Jean Bellemare est un résidant de L'Île-des-Sœurs qui n’a pas froid aux yeux. Il vient de réaliser son plus récent exploit, en effectuant, avec son frère Daniel, l’ascension de l’Aconragua.
Il a réalisé son défi le 22 décembre dernier, atteignant ainsi le sommet de ce mont, à une altitude de 6962 mètres. Le ciel était sans nuage et ils pouvaient profiter d’une vue panoramique de 360 degrés.
Deux ans plus tôt, les deux frères avaient gravi le Mont Blanc (4808 mètres) et ils s’étaient promis, en redescendant, que leur prochaine destination serait le plus haut sommet des deux Amériques. C’est ce périple qu’ils ont entrepris, lorsqu’ils ont quitté Montréal, le 9 décembre dernier, en pleine tempête de neige et, treize jours plus tard, ils avaient atteint le point culminant de l’Aconragua.
Les frères Bellemare étaient bien préparés à cette ascension, mais ils savaient fort bien que diverses difficultés imprévues peuvent survenir, lors de pareilles aventures. Pendant les trois premiers jours, leur progression s’est faite assez facilement. Jean Bellemare qualifie même cette première étape de «marche», car ce sont les mules qui transportaient le surplus de matériel. C’est à compter du quatrième jour que la véritable ascension a commencé et le sort a voulu que la région subisse une tempête de vents (plus de 150 km/h) qui dura deux jours. Comme un malheur n’arrive jamais seul, ils ont bu de l’eau contaminée et ont souffert d’une forte diarrhée. Sans entrer dans les détails, on peut quand même expliquer que ce ne sont pas des conditions idéales, quand on ne dispose d’aucune installation sanitaire et qu’un vent glacial et violent balaie tout sur son passage… Même pour des gens expérimentés, le seul fait de monter une tente, dans de telles conditions, représente tout un défi!
En dépit des nombreuses difficultés, les frères Bellemare ont pu se rapprocher de leur objectif. C’est ainsi que Jean résume le « our 10!», dans son comte-rendu quotidien : «Il vente toujours, mais un peu moins que les trois derniers jours. Nous avons l’info qu’il y aura une fenêtre de deux jours avec un peu moins de vent, au sommet. Nos amis hollandais redescendent du camp 2, ils sont malades et ont gelé, pendant leur dernière nuit au camp 2. Ils redescendent jusqu’au camp de base. De notre coté, je suggère a mon frère que l’on doit se positionner pour le sommet. On se déplace du camp intermédiaire, dans le Col, jusqu’à Piedra Negra, à 6400m.
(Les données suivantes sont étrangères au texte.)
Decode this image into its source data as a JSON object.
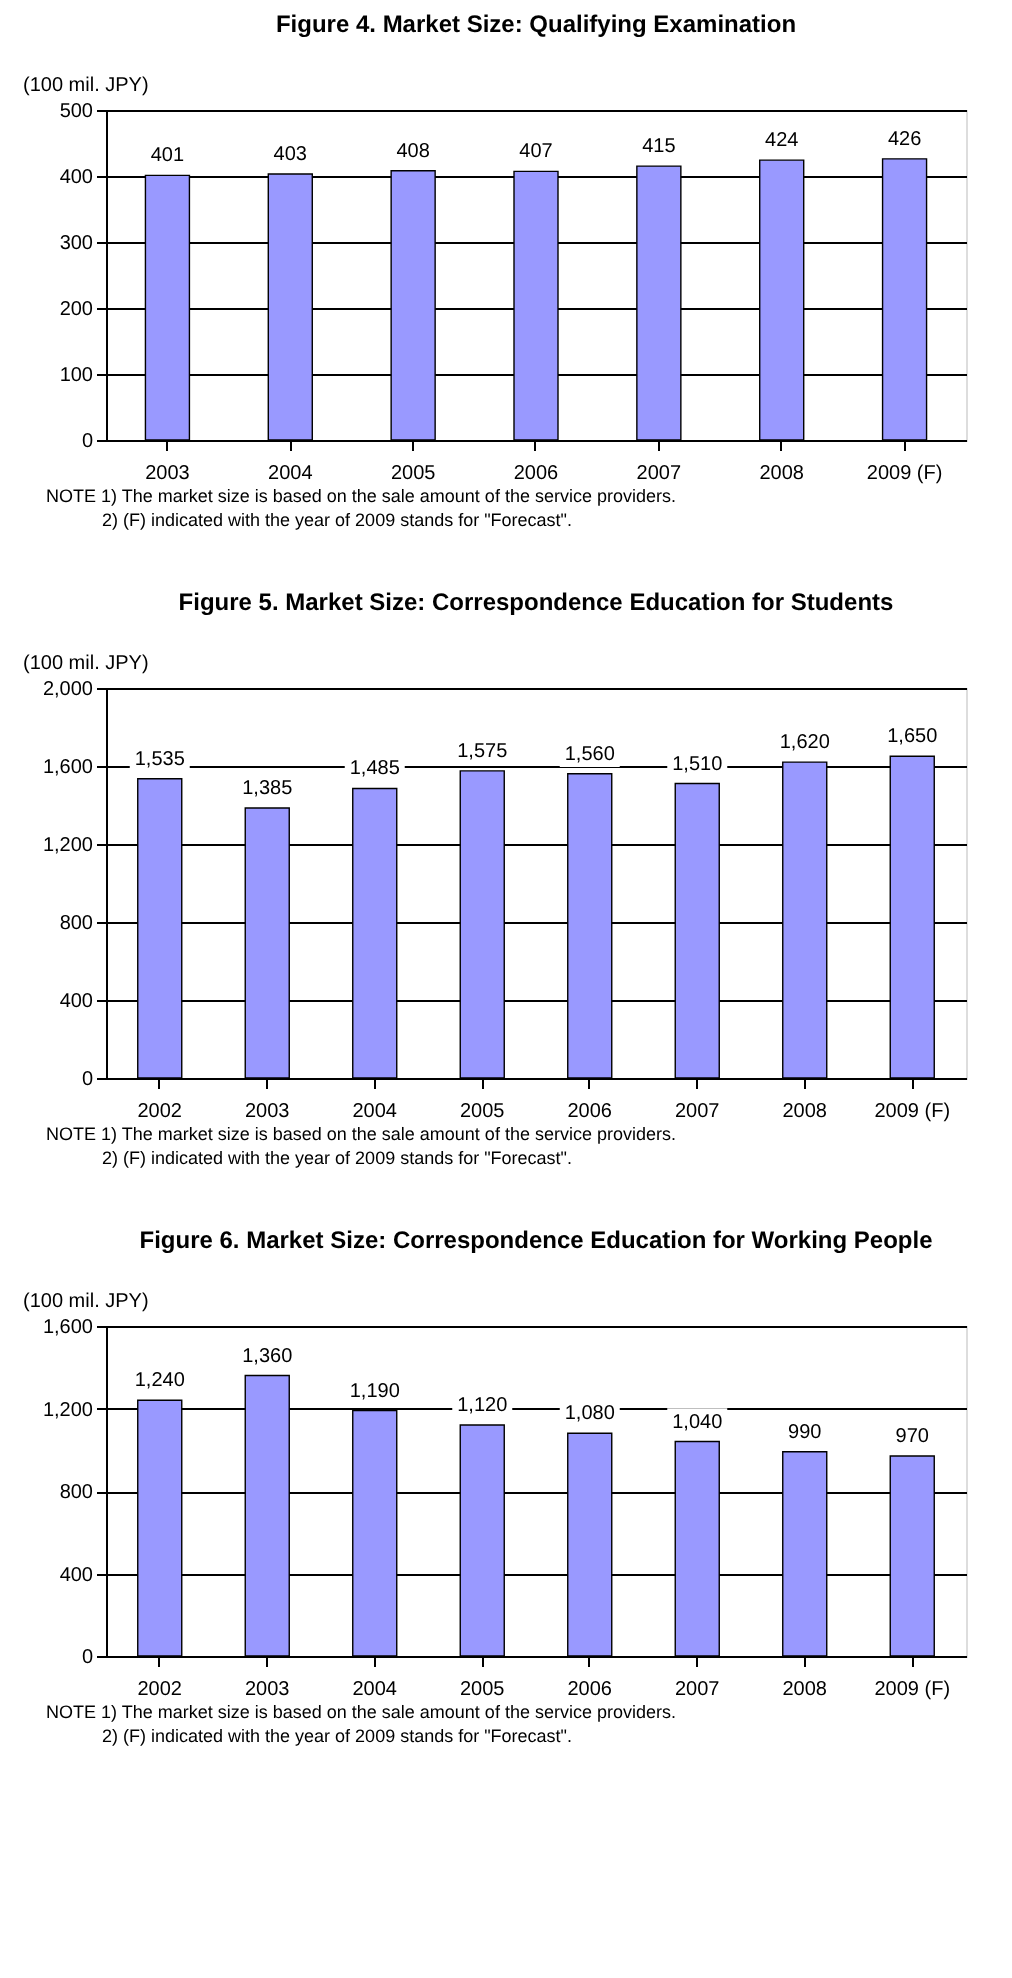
{
  "chart_data": [
    {
      "type": "bar",
      "title": "Figure 4. Market Size: Qualifying Examination",
      "ylabel": "(100 mil. JPY)",
      "categories": [
        "2003",
        "2004",
        "2005",
        "2006",
        "2007",
        "2008",
        "2009 (F)"
      ],
      "series": [
        {
          "color": "#9999ff",
          "values": [
            401,
            403,
            408,
            407,
            415,
            424,
            426
          ]
        }
      ],
      "ylim": [
        0,
        500
      ],
      "yticks": [
        0,
        100,
        200,
        300,
        400,
        500
      ],
      "grid": "y",
      "data_labels": true,
      "annotations": [
        "NOTE 1) The market size is based on the sale amount of the service providers.",
        "2) (F) indicated with the year of 2009 stands for \"Forecast\"."
      ]
    },
    {
      "type": "bar",
      "title": "Figure 5. Market Size: Correspondence Education for Students",
      "ylabel": "(100 mil. JPY)",
      "categories": [
        "2002",
        "2003",
        "2004",
        "2005",
        "2006",
        "2007",
        "2008",
        "2009 (F)"
      ],
      "series": [
        {
          "color": "#9999ff",
          "values": [
            1535,
            1385,
            1485,
            1575,
            1560,
            1510,
            1620,
            1650
          ],
          "value_labels": [
            "1,535",
            "1,385",
            "1,485",
            "1,575",
            "1,560",
            "1,510",
            "1,620",
            "1,650"
          ]
        }
      ],
      "ylim": [
        0,
        2000
      ],
      "yticks": [
        0,
        400,
        800,
        {
          "value": 1200,
          "label": "1,200"
        },
        {
          "value": 1600,
          "label": "1,600"
        },
        {
          "value": 2000,
          "label": "2,000"
        }
      ],
      "grid": "y",
      "annotations": [
        "NOTE 1) The market size is based on the sale amount of the service providers.",
        "2) (F) indicated with the year of 2009 stands for \"Forecast\"."
      ]
    },
    {
      "type": "bar",
      "title": "Figure 6. Market Size: Correspondence Education for Working People",
      "ylabel": "(100 mil. JPY)",
      "categories": [
        "2002",
        "2003",
        "2004",
        "2005",
        "2006",
        "2007",
        "2008",
        "2009 (F)"
      ],
      "series": [
        {
          "color": "#9999ff",
          "values": [
            1240,
            1360,
            1190,
            1120,
            1080,
            1040,
            990,
            970
          ],
          "value_labels": [
            "1,240",
            "1,360",
            "1,190",
            "1,120",
            "1,080",
            "1,040",
            "990",
            "970"
          ]
        }
      ],
      "ylim": [
        0,
        1600
      ],
      "yticks": [
        0,
        400,
        800,
        {
          "value": 1200,
          "label": "1,200"
        },
        {
          "value": 1600,
          "label": "1,600"
        }
      ],
      "grid": "y",
      "annotations": [
        "NOTE 1) The market size is based on the sale amount of the service providers.",
        "2) (F) indicated with the year of 2009 stands for \"Forecast\"."
      ]
    }
  ]
}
C’est une autre grosse journée de travail, plus de 1000m de dénivellation, incluant la traverse du glacier des polonais. (…) On monte la tente, il vente toujours. Nous sommes perchés à 6400m d’altitude, juste avant Independencia. Le décor est incroyable. Mais il fait froid!»
C’est au onzième jour de leur ascension que les deux frères atteignent leur but. Ils commencent à progresser vers le sommet à 9h15 et doivent se munir de leurs crampons, puisqu’il y a de la neige, à certains endroits. Les 200 derniers mètres ont été les plus pénibles; le souffle est plus court, les pas sont plus petits… À 14h15, Daniel rejoint son frère Jean, au sommet des Amériques. Ils peuvent apprécier l’immensité des Andes et profitent de leur bonheur pendant plus d’une heure, avant de reprendre le chemin du retour. Ils redescendent à Piedra Negra où ils célèbrent leur journée avec une bonne soupe au poulet et nouilles et un bon RAMEN (bouillon japonais) au bœuf.
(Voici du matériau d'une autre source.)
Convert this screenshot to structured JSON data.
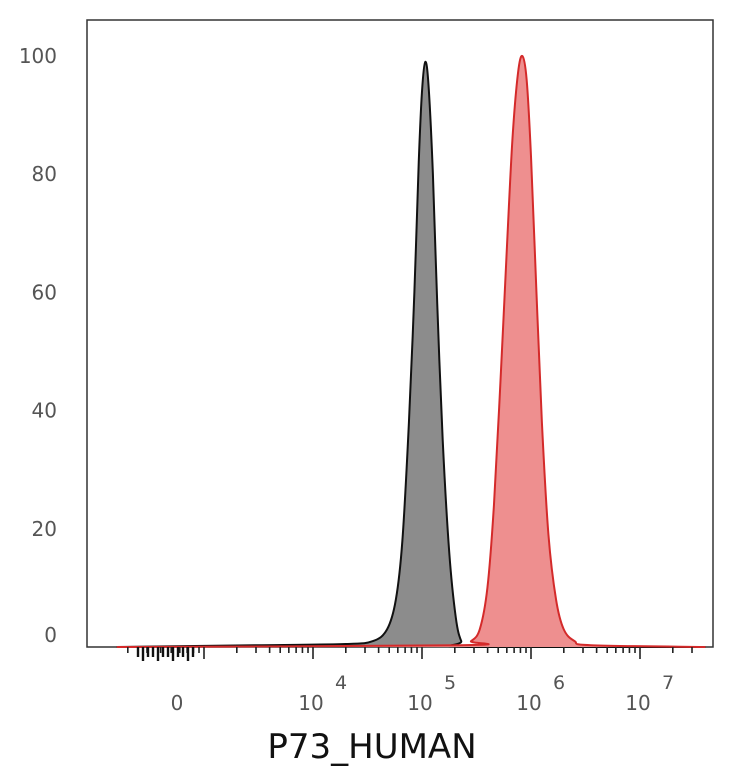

Après cette pause, il fallait reprendre le chemin du retour, mais ce trajet n’est pas de tout repos. Il a fallu deux journées complètes aux deux aventuriers pour atteindre Mendoza. Ils y sont arrivés, vers 22h20, mais ont tenu à aller manger «downtown». Le steak-frites, la bière et le pain n’ont jamais été aussi délicieux!
Les frères Bellemare sont revenus au Québec et préparent une conférence au cours de laquelle ils feront le récit de leurs aventures.
Ils ont voulu joindre l'utile à l'agréable et se sont associés à la Fondation pour la recherche sur la moelle épinière :
www.moelle-epiniere.com Le site permet de recueillir des dons et il n’a pas été mis à jour depuis leur retour. Ils ne savent pas combien ils ont ramassé d’argent, jusqu’à présent, pour la Fondation, mais ils savent qu’il y a encore des chèques qui rentrent.